The mansion, located at 2603 Sheridan Road, is city owned and housed the Evanston Arts Center until May of last year. Evanston officials have been looking for new uses for the property since 2011 after property maintenance costs became too high. The mansion was placed on the list along with 10 other sites by the nonprofit.

City Council last discussed the future of the building in October 2015, when aldermen debated the possibilities of keeping, selling or demolishing the mansion. Council tabled discussion on the issue after alderman raised concerns over funding uncertainties due to the state budget impasse.

City officials have no current plans for the property other than basic upkeep, said Marty Lyons, the city’s chief financial officer. Although aldermen have deferred discussion on the issue until there is a state budget in place, Lyons said the issue may come up in the fall as aldermen decide next year’s city budget.

“There’s nothing planned for 2016,” Lyons said. “Other than keeping (the mansion) safe and secure.”

Despite the issue’s tabled status, Lyons said there is still a possibility that a nonprofit, corporation or private business comes forward with plans to buy and renovate the property, in which case the council would revisit the mansion’s future.

Landmarks Illinois compiled the list of endangered sites in order to bring attention to the issues affecting them, said the group’s president Bonnie McDonald.
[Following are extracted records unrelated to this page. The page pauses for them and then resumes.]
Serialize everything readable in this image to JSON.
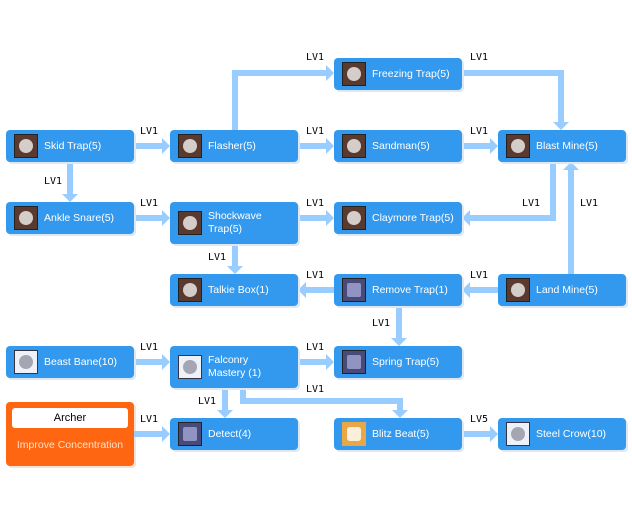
{
  "colors": {
    "skill_box": "#3399ee",
    "connector": "#99ccff",
    "base_class_box": "#ff6611",
    "skill_text": "#ffffff",
    "level_text": "#000000"
  },
  "base_class": {
    "name": "Archer",
    "prerequisite": "Improve Concentration"
  },
  "skills": [
    {
      "id": "skid-trap",
      "label": "Skid Trap(5)",
      "icon": "skid-trap-icon"
    },
    {
      "id": "flasher",
      "label": "Flasher(5)",
      "icon": "flasher-icon"
    },
    {
      "id": "freezing-trap",
      "label": "Freezing Trap(5)",
      "icon": "freezing-trap-icon"
    },
    {
      "id": "sandman",
      "label": "Sandman(5)",
      "icon": "sandman-icon"
    },
    {
      "id": "blast-mine",
      "label": "Blast Mine(5)",
      "icon": "blast-mine-icon"
    },
    {
      "id": "ankle-snare",
      "label": "Ankle Snare(5)",
      "icon": "ankle-snare-icon"
    },
    {
      "id": "shockwave-trap",
      "label": "Shockwave Trap(5)",
      "icon": "shockwave-trap-icon"
    },
    {
      "id": "claymore-trap",
      "label": "Claymore Trap(5)",
      "icon": "claymore-trap-icon"
    },
    {
      "id": "talkie-box",
      "label": "Talkie Box(1)",
      "icon": "talkie-box-icon"
    },
    {
      "id": "remove-trap",
      "label": "Remove Trap(1)",
      "icon": "remove-trap-icon"
    },
    {
      "id": "land-mine",
      "label": "Land Mine(5)",
      "icon": "land-mine-icon"
    },
    {
      "id": "beast-bane",
      "label": "Beast Bane(10)",
      "icon": "beast-bane-icon"
    },
    {
      "id": "falconry-mastery",
      "label": "Falconry Mastery (1)",
      "icon": "falconry-mastery-icon"
    },
    {
      "id": "spring-trap",
      "label": "Spring Trap(5)",
      "icon": "spring-trap-icon"
    },
    {
      "id": "detect",
      "label": "Detect(4)",
      "icon": "detect-icon"
    },
    {
      "id": "blitz-beat",
      "label": "Blitz Beat(5)",
      "icon": "blitz-beat-icon"
    },
    {
      "id": "steel-crow",
      "label": "Steel Crow(10)",
      "icon": "steel-crow-icon"
    }
  ],
  "edges": [
    {
      "from": "skid-trap",
      "to": "flasher",
      "level": "LV1"
    },
    {
      "from": "flasher",
      "to": "freezing-trap",
      "level": "LV1"
    },
    {
      "from": "flasher",
      "to": "sandman",
      "level": "LV1"
    },
    {
      "from": "freezing-trap",
      "to": "blast-mine",
      "level": "LV1"
    },
    {
      "from": "sandman",
      "to": "blast-mine",
      "level": "LV1"
    },
    {
      "from": "skid-trap",
      "to": "ankle-snare",
      "level": "LV1"
    },
    {
      "from": "ankle-snare",
      "to": "shockwave-trap",
      "level": "LV1"
    },
    {
      "from": "shockwave-trap",
      "to": "claymore-trap",
      "level": "LV1"
    },
    {
      "from": "blast-mine",
      "to": "claymore-trap",
      "level": "LV1"
    },
    {
      "from": "land-mine",
      "to": "blast-mine",
      "level": "LV1"
    },
    {
      "from": "shockwave-trap",
      "to": "talkie-box",
      "level": "LV1"
    },
    {
      "from": "remove-trap",
      "to": "talkie-box",
      "level": "LV1"
    },
    {
      "from": "land-mine",
      "to": "remove-trap",
      "level": "LV1"
    },
    {
      "from": "remove-trap",
      "to": "spring-trap",
      "level": "LV1"
    },
    {
      "from": "beast-bane",
      "to": "falconry-mastery",
      "level": "LV1"
    },
    {
      "from": "falconry-mastery",
      "to": "spring-trap",
      "level": "LV1"
    },
    {
      "from": "falconry-mastery",
      "to": "blitz-beat",
      "level": "LV1"
    },
    {
      "from": "falconry-mastery",
      "to": "detect",
      "level": "LV1"
    },
    {
      "from": "archer",
      "to": "detect",
      "level": "LV1"
    },
    {
      "from": "blitz-beat",
      "to": "steel-crow",
      "level": "LV5"
    }
  ]
}
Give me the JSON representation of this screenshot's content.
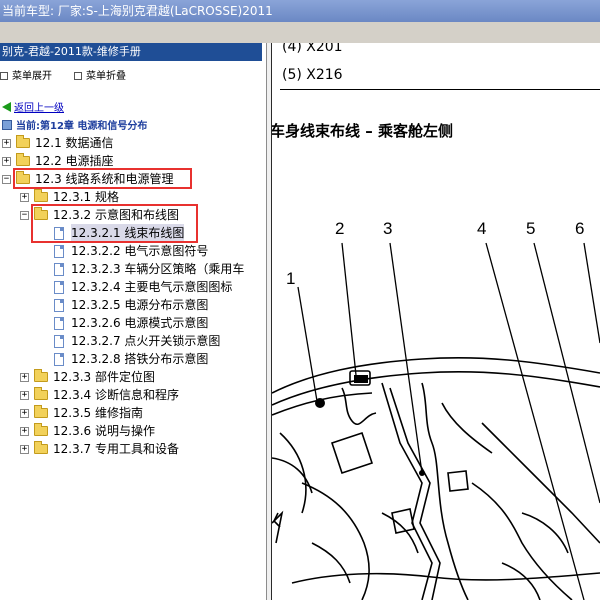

Most of the sites on the list were similarly owned by municipalities.

“We don’t want to create a list to just create a list,” she said. “We want to be able to do something about it.”

McDonald, who is based in Chicago and said she has attended community meetings regarding Harley Clarke, said many of the sites on the list were similarly affected by the state budget impasse, and she hoped the listing of Harley Clarke and the other sites would lead to movement on the issue.

Although city officials have tried to find other ways for the city to use the building and accepted requests from nonprofit and for-profit corporations, the possibility the mansion would be demolished still remains, said Steve Hagerty, who is the chair of the the Harley Clarke Citizens Committee, which was convened early last year to review options for the mansion’s future.

“The fact of the matter is the community has to decide what to do with Harley Clarke,” he said. “The question is: What should we do about this mansion — this beautiful old mansion on the lake.”

The possibility of a partnership between the city and a nonprofit is one option, Ald. Eleanor Revelle (7th) said.

Revelle said she wanted to keep the mansion standing but that any business plan for a city or privately-owned building would need to be able to be financially sustainable in order for the building to be maintained.

As for demolition, she said, “It’s my least-preferred option.”